Tinha que ser o diretor de Boy (de 2010) e Hunt For the Wilderpeople (de 2016), ambos sobre crianças que usam a fantasia para fugir da realidade, para transformar o árido livro “Caging Skies” da Christine Leunes em uma fábula sobre crescer em um mundo violento. O Jojo de Waititi é adorável, protegido por sua mãe, interpretada por Scarlett Johansson, que cria um mundo de brincadeiras para que ele não perceba exatamente o que está acontecendo, ao mesmo tempo que dá toques de que aquele mundo está bem longe de ser perfeito e que ele precisa ficar atento aos sinais.

Ao redor de Jojo, Waititi colocou os personagens mais caricatos possíveis, o que poderia ser um erro, mas não aqui. O exagero e o escracho do diretor ganham o tom certo dentro do filme, no qual suas caricaturas ganham duplo sentido, a de mostrar o quão ridículo é o nacionalismo extremo, o quanto a ignorância propagada pelo nazismo beira o surrealismo e ainda assim era aceita como verdade. Ao mesmo tempo que aqueles são personagens vistos pelo ponto de vista de uma criança, que se identifica com eles por serem tão simplórios. Pode parecer uma interpretação rasa de um período tão sombrio da História, mas não é. O filme de Waititi começa em uma explosão de cores, com crianças vestidas com os uniformes da juventude nazista copiando trejeitos, comportamentos e falas de adultos tão infantis quanto elas. Eles estão em um acampamento de verão aprendendo a serem bons soldados, apesar da pouca idade. Ali são liderados e monitorados pelo Capitão Klenzendorf (Sam Rockwell), seu assistente, Finkel (Alfie Allen) e a Fraulein Rahm (Rebel Wilson). Não há a mínima preocupação do diretor de ser fiel a fatos históricos, porque a intenção aqui não é fazer mais um filme sobre a Segunda Guerra Mundial, mas falar e criticar duramente a intolerância e a exaltação da ignorância e da mentira, fatores que estão ganhando força na nossa realidade hoje, 2020, quase 80 anos depois. Por isso a importância dessa narrativa, de mostrar que não deve mais existir espaço para a volta desse período horroroso de nossa História.

Jojo se machuca com uma granada de mão no acampamento, ganha uma cicatriz no rosto e sua percepção das coisas começa a mudar.
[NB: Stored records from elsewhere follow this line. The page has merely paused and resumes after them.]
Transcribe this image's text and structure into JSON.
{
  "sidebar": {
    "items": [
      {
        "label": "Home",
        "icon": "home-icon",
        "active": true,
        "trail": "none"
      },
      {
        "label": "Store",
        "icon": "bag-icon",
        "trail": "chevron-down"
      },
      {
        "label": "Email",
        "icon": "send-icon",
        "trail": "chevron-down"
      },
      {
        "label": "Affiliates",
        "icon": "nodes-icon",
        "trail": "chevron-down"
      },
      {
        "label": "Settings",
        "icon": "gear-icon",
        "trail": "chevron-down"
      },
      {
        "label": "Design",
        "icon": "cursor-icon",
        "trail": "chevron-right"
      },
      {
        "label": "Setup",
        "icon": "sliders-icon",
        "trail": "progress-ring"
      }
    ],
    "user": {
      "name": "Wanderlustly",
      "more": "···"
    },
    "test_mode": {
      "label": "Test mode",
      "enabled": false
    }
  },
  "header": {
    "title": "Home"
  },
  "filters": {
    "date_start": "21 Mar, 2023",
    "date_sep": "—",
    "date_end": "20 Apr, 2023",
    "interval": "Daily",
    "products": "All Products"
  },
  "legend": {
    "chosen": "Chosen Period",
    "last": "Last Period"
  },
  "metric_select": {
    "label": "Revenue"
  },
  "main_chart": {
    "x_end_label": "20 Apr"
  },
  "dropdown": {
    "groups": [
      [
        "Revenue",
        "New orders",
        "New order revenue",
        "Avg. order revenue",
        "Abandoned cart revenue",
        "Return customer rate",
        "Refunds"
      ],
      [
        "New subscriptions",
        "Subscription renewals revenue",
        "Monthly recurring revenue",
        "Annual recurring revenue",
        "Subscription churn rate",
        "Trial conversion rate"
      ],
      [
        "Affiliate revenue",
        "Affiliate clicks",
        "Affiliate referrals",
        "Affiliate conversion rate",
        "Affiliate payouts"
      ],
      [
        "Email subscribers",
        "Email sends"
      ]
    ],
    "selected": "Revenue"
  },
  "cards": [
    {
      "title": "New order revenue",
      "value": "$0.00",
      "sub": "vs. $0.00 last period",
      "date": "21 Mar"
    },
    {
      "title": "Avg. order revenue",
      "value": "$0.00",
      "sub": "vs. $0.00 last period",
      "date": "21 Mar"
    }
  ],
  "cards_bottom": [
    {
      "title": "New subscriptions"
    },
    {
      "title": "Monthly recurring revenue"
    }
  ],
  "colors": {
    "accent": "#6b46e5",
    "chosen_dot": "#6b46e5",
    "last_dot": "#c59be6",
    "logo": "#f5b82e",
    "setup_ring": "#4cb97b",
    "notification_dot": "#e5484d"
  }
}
O amigo imaginário de Jojo é um Hitler abobalhado, infantil, que paira em seu mundo como um super-herói paira no mundo de uma criança de hoje em dia, porque a única realidade que o menino conhece é aquela, e nela Hitler é um herói. Porém, enquanto fica em casa se recuperando de seus ferimentos, Jojo descobre o segredo de sua mãe: uma menina judia escondida na casa. Aquilo cria uma confusão enorme em sua cabeça, que sempre acreditou que o pai era um herói de guerra e a mãe uma alemã modelo, que trabalhava pro Terceiro Reich. O menino tem ideias bem fortes sobre como são os judeus. A ele foi ensinado que os judeus são monstros inumanos, capazes de atrocidades e que precisam ser destruídos. Mas conforme se aproxima de Elsa, (Thomasin McKenzie), ele percebe que suas convicções não são tão certas assim, que Elsa é bem humana, cheia de ideias, sonhos e medos, assim como ele. Conhecer melhor Elsa o faz entender melhor sua mãe, perceber sua humanidade além do filtro de perfeição que ela sempre teve pra ele. E nesse ponto, o filme permite a Scarlett Johansson a nos dar a interpretação perfeita da mãe que precisa mascarar a realidade para o filho, ao mesmo tempo que precisa ensina-lo a se proteger do mundo e compreender as injustiças.

O ponto de vista de Jojo muda junto com o tom do filme que perde o colorido forte e vai ganhando uma cor mais suave, como se fosse desbotando. O mundo de faz de contas de Jojo começa a desmoronar conforme ele vai conhecendo melhor Elsa e entendo quem é sua mãe. Até que a realidade destrói de vez seu mundo encantado, forçando-o a amadurecer antes do tempo. O filme de Taika Waititi conversa, por vezes, com “O Labirinto do Fauno”, de Guilhermo Del Toro, apesar de não ter o mesmo tom sombrio, e também com “Império do Sol”, de Steven Spielberg, principalmente quando a Guerra chega à cidade e vemos apenas as crianças tentando sobreviver. Mas a mensagem do diretor é bem clara: a ignorância, a intolerância, a mentira e o ódio não são e não devem ser bases para nenhum Estado, para nenhuma sociedade, não é possível ir em frente dessa forma.

Esse é um filme que está dividindo opiniões, porque ele toca numa ferida muito feia, que está aberta de novo e por isso deve ser cutucada e tratada. Não existe mais espaço para sutileza. Mesmo que o filme seja quase lúdico, por falar do nazismo pelo ponto de vista de uma criança, é preciso lembrar que esse é o olhar que mostra melhor a verdade, porque não há filtros preconcebidos. Logo, Jojo Rabbit mostra o nazismo como ele é, um ideal ridículo, horrível e que deve ficar no passado.